Todo el mundo sabe lo que es
un Dragón. Una criatura de gran tamaño, feroz y sanguinaria,
que aparece en los cuentos y en las leyendas como figura complementaria
y que sirve principalmente para resaltar el valor del caballero que se le
enfrenta.
Es un personaje oscuro y misterioso, descrito
sólo a grandes rasgos... poco más que un elemento del paisaje
que aparece para mayor gloria del héroe. Pero el Dragón es
algo más. Es un ser admirable, inteligente y culto, y tiene una vida
y unas características interesantísimas, el margen de los escasos
destellos que se perciben en los cuentos y en las leyendas.

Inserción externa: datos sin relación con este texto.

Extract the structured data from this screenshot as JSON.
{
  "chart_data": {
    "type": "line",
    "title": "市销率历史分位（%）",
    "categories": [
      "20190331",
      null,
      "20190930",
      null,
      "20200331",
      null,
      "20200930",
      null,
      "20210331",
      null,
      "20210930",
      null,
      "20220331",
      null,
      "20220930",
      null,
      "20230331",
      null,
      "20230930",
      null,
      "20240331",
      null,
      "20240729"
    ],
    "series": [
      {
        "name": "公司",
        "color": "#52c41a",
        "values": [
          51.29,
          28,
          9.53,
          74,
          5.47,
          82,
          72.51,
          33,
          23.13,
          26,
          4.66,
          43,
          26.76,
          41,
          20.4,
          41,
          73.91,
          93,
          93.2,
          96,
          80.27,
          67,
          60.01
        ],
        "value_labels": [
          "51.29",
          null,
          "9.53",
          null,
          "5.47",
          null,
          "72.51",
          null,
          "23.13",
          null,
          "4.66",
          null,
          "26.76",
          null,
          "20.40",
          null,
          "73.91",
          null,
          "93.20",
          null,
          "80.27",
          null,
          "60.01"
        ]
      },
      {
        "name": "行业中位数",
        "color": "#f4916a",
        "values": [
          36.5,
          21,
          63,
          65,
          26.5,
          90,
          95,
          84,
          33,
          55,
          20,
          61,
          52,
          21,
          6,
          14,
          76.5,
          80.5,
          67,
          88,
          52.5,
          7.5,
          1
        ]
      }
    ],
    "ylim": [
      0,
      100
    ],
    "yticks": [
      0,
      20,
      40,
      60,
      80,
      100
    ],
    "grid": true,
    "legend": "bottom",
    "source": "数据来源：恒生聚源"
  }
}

El Dragón ha sido siempre un ser calumniado
y mal juzgado por el hombre , simplemente por ser una criatura diferente.
Como tantos otros seres vivos ha conocido la muerte y la persecución
en nombre de una pretendida supremacía del hombre civilizado.
Tal vez, en el futuro, el hombre aprenda que
con la muerte de una sola especie vegetal o animal pierde un bien insustituible,
más preciado que todas las riquezas del mundo. Sólo con ese
conocimiento, la Tierra podrá seguir siendo una gema azul y brillante
en el universo, pues guarda en su seno el incalculable tesoro de la diversidad
de las especies y el saber de mantenerlas vivas.
El Dragón es capaz de hablar su lengua
natural en el latín, idioma cuyo conocimiento es innato en la especie
dragonil, pero no le cuesta trabajo aprender a expresarse correctamente
en el leguaje de la región que habita.Es amante de los espacios boscosos
y del aire puro, es capaz de resistir la contaminación ambiental
y los ruidos de la civilización. Existe como excepción. Existe
una excepción en esa norma una raza de dragones llamados Draco flamula.